COLUMBIA, S.C. — Tim Tebow had a lot of big moments in his storied football career, and he kicked off his minor league baseball career with another, hitting a two-run homer in his first at-bat in his debut Thursday for the Class A Columbia Fireflies.

“All of my sports experiences helped me for moments like that,” Tebow, the 2007 Heisman Trophy winner, said after the Fireflies’ 14-7 victory over the Augusta GreenJackets. “Playing in The Swamp or Death Valley or in Mile High Stadium in the playoffs, they all helped.

“So much about sports is handling moments and handling pressure.”


Tebow, 29, handled this moment well. He drilled a 2-1 pitch off the railing in left-center field, where a strong wind had been blowing out all day.

His only mistake was that he initially thought it was a ground-rule double, because the ball ricocheted back onto the field, and stopped at second.

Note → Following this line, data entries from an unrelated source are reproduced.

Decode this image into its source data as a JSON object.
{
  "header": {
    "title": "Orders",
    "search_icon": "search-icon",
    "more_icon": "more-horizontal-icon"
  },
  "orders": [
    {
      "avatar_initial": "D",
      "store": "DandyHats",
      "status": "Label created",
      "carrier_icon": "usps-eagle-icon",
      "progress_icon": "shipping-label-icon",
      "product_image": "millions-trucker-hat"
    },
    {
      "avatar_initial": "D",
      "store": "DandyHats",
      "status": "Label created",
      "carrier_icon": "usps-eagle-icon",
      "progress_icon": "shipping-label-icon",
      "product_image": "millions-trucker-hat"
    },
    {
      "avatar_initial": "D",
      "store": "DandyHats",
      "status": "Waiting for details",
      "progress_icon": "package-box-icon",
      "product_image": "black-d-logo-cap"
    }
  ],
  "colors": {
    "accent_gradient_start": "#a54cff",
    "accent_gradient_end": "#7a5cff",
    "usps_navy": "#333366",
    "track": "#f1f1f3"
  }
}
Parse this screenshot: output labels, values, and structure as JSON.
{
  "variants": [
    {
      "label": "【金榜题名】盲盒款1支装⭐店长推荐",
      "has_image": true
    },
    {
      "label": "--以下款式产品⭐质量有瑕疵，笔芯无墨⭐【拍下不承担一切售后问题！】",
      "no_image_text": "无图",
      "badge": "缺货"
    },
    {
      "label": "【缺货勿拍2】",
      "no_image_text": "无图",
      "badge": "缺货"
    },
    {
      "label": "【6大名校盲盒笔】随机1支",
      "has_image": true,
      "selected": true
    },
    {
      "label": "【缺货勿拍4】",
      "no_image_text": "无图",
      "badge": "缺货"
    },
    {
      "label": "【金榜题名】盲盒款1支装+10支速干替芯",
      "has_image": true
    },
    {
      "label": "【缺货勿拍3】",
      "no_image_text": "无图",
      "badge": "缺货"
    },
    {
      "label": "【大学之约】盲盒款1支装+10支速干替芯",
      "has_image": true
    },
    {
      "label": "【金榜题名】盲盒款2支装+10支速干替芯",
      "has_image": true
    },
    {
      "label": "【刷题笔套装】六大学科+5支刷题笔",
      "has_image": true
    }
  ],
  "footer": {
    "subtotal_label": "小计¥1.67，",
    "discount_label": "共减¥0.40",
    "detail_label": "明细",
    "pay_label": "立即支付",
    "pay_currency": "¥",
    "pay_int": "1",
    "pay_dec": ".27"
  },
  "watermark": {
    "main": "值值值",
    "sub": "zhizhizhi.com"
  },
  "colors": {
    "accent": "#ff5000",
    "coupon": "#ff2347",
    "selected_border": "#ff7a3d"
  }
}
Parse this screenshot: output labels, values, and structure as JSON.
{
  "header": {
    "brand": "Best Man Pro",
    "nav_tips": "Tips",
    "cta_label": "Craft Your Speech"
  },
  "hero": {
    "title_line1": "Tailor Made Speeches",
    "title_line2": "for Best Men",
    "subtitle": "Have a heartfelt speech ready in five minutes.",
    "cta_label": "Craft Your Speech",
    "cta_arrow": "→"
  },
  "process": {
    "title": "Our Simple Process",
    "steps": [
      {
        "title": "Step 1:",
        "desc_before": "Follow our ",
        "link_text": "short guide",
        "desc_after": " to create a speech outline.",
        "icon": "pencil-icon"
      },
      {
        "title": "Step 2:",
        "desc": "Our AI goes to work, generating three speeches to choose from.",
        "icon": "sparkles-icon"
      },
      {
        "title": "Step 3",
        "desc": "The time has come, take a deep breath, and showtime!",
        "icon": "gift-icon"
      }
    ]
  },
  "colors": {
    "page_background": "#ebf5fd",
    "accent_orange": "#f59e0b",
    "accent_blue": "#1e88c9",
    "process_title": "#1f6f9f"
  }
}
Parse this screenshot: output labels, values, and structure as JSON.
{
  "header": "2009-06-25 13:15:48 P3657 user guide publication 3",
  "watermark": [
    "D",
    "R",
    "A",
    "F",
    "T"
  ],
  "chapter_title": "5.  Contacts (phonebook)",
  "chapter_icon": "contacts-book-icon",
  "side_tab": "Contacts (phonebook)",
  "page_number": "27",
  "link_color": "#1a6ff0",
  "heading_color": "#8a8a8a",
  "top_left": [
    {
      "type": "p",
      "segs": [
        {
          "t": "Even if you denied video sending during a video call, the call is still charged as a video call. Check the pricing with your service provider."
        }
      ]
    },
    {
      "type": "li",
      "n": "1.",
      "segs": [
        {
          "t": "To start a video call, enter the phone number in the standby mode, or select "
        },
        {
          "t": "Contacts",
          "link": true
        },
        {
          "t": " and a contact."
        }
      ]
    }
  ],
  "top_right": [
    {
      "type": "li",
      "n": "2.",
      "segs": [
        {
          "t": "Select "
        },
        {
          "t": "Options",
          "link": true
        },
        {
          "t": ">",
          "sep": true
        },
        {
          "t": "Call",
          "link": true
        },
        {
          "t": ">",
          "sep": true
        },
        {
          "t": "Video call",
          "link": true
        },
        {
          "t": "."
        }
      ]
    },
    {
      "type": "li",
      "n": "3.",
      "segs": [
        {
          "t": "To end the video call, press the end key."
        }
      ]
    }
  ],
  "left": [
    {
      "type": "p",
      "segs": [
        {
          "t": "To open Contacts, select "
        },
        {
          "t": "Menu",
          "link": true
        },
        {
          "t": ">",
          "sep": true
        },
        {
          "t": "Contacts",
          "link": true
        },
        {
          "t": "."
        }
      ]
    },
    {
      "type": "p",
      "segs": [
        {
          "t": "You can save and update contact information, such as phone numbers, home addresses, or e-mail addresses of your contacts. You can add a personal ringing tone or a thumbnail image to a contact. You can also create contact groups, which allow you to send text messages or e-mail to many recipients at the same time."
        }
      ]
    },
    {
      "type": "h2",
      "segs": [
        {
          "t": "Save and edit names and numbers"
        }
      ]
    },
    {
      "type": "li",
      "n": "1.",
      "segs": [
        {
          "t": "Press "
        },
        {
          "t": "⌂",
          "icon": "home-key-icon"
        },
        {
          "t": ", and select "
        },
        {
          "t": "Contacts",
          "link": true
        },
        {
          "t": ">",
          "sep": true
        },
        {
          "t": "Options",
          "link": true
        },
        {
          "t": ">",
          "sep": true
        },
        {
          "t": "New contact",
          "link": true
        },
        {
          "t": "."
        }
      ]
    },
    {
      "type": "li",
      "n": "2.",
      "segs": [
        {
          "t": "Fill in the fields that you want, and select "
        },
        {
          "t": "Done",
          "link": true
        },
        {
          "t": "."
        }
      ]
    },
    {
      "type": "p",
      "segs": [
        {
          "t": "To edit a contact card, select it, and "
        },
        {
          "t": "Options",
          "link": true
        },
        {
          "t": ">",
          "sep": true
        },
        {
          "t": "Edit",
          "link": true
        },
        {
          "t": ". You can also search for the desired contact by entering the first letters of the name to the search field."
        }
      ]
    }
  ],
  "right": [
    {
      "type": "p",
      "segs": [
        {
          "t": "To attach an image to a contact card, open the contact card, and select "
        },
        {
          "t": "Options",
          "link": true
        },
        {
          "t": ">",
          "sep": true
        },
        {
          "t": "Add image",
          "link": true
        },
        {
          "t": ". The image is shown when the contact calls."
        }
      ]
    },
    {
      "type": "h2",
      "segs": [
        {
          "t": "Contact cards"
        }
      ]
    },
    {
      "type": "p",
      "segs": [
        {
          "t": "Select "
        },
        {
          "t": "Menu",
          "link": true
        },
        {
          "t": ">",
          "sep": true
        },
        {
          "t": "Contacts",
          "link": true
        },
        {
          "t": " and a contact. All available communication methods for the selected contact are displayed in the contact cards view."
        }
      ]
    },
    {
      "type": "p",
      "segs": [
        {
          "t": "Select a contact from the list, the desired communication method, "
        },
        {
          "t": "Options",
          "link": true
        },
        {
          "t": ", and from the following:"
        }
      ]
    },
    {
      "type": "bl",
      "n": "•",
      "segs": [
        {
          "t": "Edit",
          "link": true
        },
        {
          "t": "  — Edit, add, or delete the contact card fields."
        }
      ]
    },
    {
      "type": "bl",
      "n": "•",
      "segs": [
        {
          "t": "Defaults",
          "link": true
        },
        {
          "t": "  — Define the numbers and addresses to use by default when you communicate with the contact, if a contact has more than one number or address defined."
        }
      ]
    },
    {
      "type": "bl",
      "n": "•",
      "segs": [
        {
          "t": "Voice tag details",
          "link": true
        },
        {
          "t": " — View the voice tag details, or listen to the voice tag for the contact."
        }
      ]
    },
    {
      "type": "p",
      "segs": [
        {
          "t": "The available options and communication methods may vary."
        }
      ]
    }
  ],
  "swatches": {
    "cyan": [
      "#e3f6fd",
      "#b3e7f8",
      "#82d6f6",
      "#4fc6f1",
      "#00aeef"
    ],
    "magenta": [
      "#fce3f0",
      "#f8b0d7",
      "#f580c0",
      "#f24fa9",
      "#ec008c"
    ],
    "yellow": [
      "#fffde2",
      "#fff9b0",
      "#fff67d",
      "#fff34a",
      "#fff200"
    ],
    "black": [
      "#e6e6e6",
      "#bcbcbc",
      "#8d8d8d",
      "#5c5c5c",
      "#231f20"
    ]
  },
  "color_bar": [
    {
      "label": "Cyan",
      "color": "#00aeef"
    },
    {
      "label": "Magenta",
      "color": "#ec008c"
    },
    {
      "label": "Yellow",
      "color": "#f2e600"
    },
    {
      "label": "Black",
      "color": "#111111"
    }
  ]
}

As soon as the umpire motioned to circle the bases, Tebow clapped his hands as if he had thrown a game-winning touchdown.

“I thought I had a double, and the guy goes, ‘Keep going,'” Tebow said. “I was, ‘All right, I’ll take it.’ It felt good, though.”

The home run came off Augusta left-hander Domenic Mazza, the No. 666 overall pick in the 2015 draft and runner-up in golf’s 2010 World Long Drive Championship.

The sellout crowd at Spirit Communications Park was sent into a frenzy. But even before the homer, fans were chanting “Te-Bow! Te-Bow!” after the former University of Florida and NFL quarterback fouled off a pitch.

The chant grew even louder as Tebow circled the bases.

Tebow later had a weak groundout to shortstop and struck out in his next three at-bats — twice looking and then swinging in his final at-bat. He finished 1-for-5 with two RBIs.

But the home run is what most in the packed stands will remember for a player who batted .148 with eight strikeouts in 27 at-bats during spring training.

“I know so many people want to sensationalize it, but for me it’s just one day,” Tebow said. “One opportunity, the first of a lot of games. Tomorrow will be another opportunity to wake up and try to get better.

“For me, it’s about the process. I know it sounds cliché, and I’ve said it a hundred times, but it is about the process and I still have a long ways to go in the process.”

It was announced in August that Tebow would pursue a career in baseball after his time in the NFL fizzled. He was assigned to the New York Mets‘ Class A team at the end of spring training.

He always tried to envision what his first official at-bat would be like, but a home run might have exceeded those expectations.

“The big games in football have helped me for that moment, being my first at-bat in a real pro baseball game,” Tebow said. “But I tried to make the most of it.”